In recent years, the International Prognostic Index (IPI) has been the main prognostic model used for patients with DLBCL. The model incorporates several clinical and demographic parameters, such as age, disease stage, and performance status, to estimate survival and individualize treatment. Adjusted versions, including the National Comprehensive Cancer Network-IPI (NCCN-IPI) and the revised-IPI, contain modifications, such as additional risk categories and stepwise scoring for high-risk groups. A recent comparison study demonstrated that the NCCN-IPI provided better overall survival (OS) estimates compared with other models.

Recently, a new prognostic model was developed using a novel machine learning technique. The model was constructed using clinical data from Swedish and Danish lymphoma registries and utilizes a stacking algorithm to merge multiple regression models to generate a survival curve. Using this method, the requirement for single model specification is removed. The predictive tool has been released as a web-based application, and the researchers have reported the model is superior to current methods.

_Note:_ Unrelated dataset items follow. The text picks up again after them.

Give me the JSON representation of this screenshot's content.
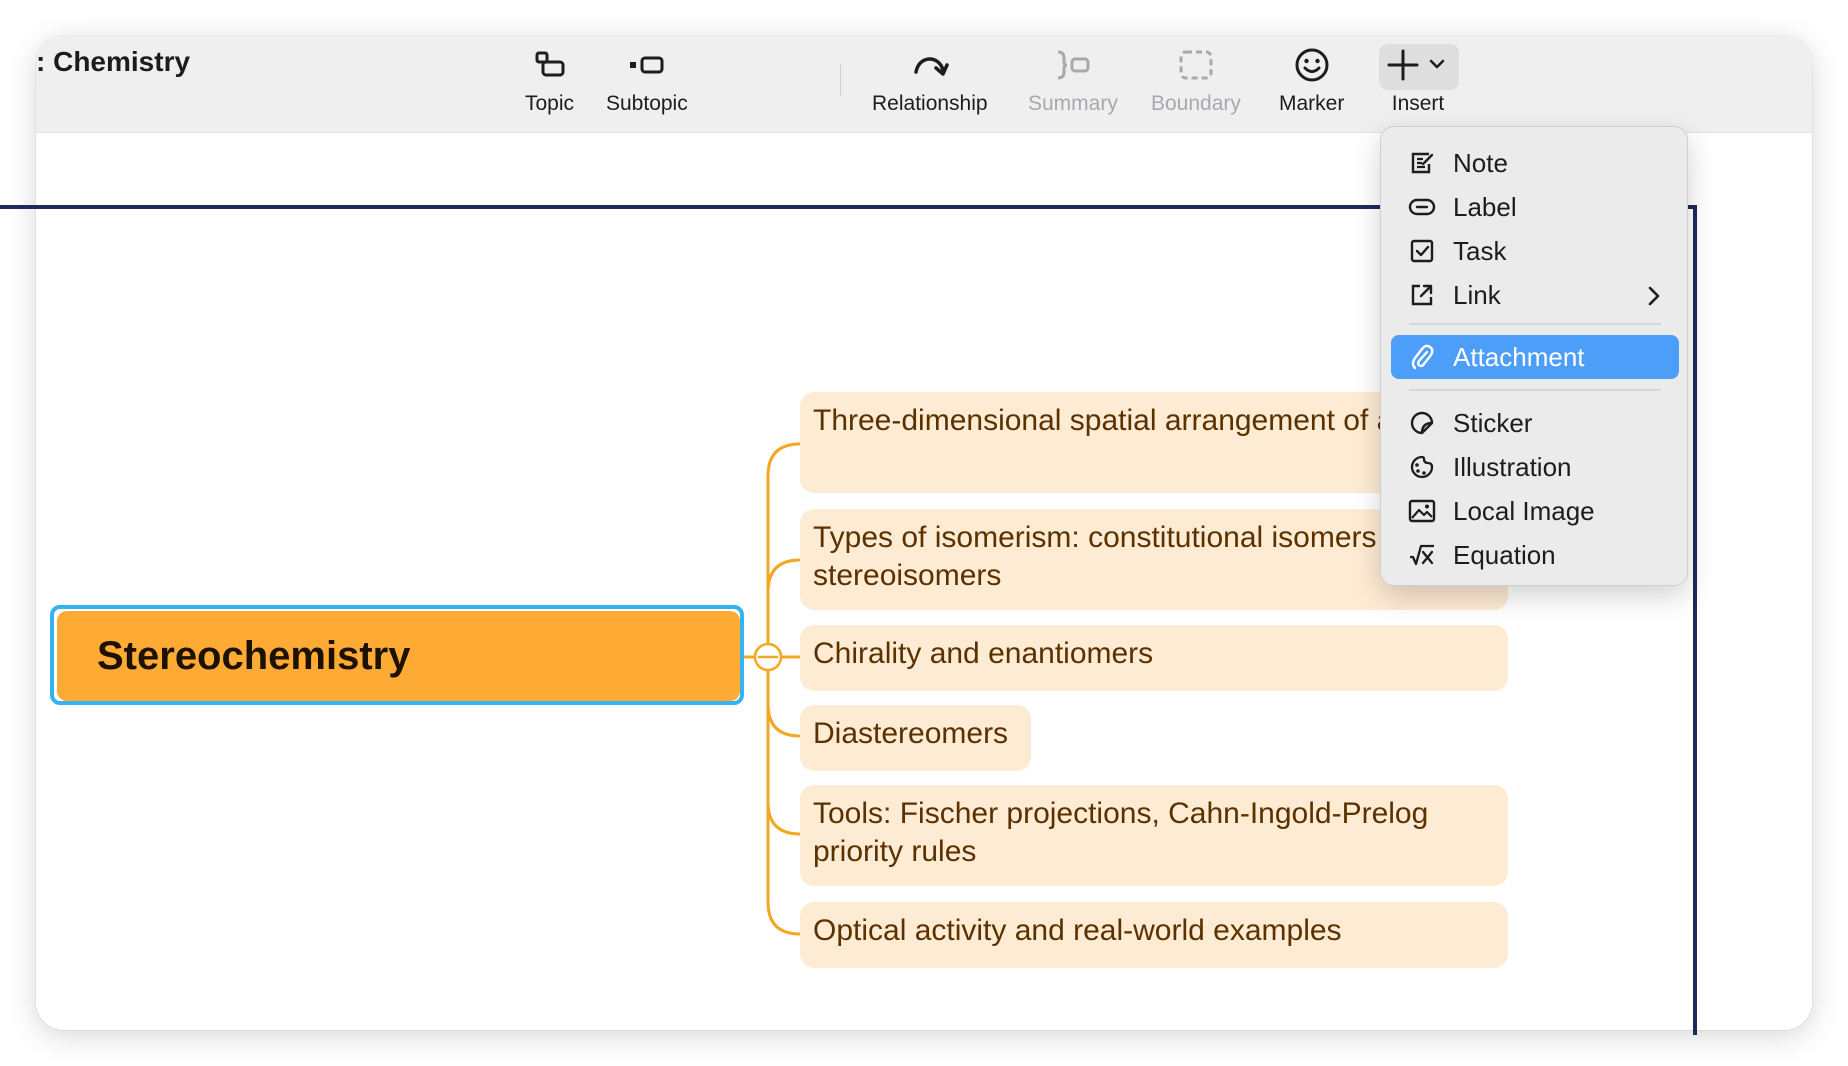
{
  "window": {
    "title": ": Chemistry"
  },
  "toolbar": {
    "topic": {
      "label": "Topic",
      "icon": "topic-icon"
    },
    "subtopic": {
      "label": "Subtopic",
      "icon": "subtopic-icon"
    },
    "relationship": {
      "label": "Relationship",
      "icon": "relationship-arrow-icon"
    },
    "summary": {
      "label": "Summary",
      "icon": "summary-brace-icon",
      "disabled": true
    },
    "boundary": {
      "label": "Boundary",
      "icon": "boundary-icon",
      "disabled": true
    },
    "marker": {
      "label": "Marker",
      "icon": "smiley-icon"
    },
    "insert": {
      "label": "Insert",
      "icon": "plus-icon"
    }
  },
  "mindmap": {
    "root": "Stereochemistry",
    "topics": [
      "Three-dimensional spatial arrangement of atoms",
      "Types of isomerism: constitutional isomers vs stereoisomers",
      "Chirality and enantiomers",
      "Diastereomers",
      "Tools: Fischer projections, Cahn-Ingold-Prelog priority rules",
      "Optical activity and real-world examples"
    ]
  },
  "insert_menu": {
    "items": [
      {
        "label": "Note",
        "icon": "note-icon"
      },
      {
        "label": "Label",
        "icon": "label-icon"
      },
      {
        "label": "Task",
        "icon": "task-checkbox-icon"
      },
      {
        "label": "Link",
        "icon": "link-icon",
        "submenu": true
      },
      {
        "label": "Attachment",
        "icon": "paperclip-icon",
        "highlighted": true
      },
      {
        "label": "Sticker",
        "icon": "sticker-icon"
      },
      {
        "label": "Illustration",
        "icon": "illustration-icon"
      },
      {
        "label": "Local Image",
        "icon": "image-icon"
      },
      {
        "label": "Equation",
        "icon": "equation-icon"
      }
    ]
  },
  "colors": {
    "root_fill": "#fdab35",
    "root_selection": "#33b3ef",
    "topic_fill": "#fdebd3",
    "branch_line": "#f5a623",
    "frame": "#1f2a5c",
    "menu_highlight": "#4c9ef8"
  }
}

Another SEER-based model was created to stratify patients based on cure rate instead of survival. This model incorporates other risk factors, including marital status, race, gender, and poverty measures. One key limiting factor of this tool is the lack of clinical parameters related to poor survival, such as elevated IPI score. Other studies have demonstrated that fitness status, 25-hydroxyvitamin D levels, and the serum ratio of lymphocytes to monocytes, among other hematologic factors, may also play a role in prognosis modeling.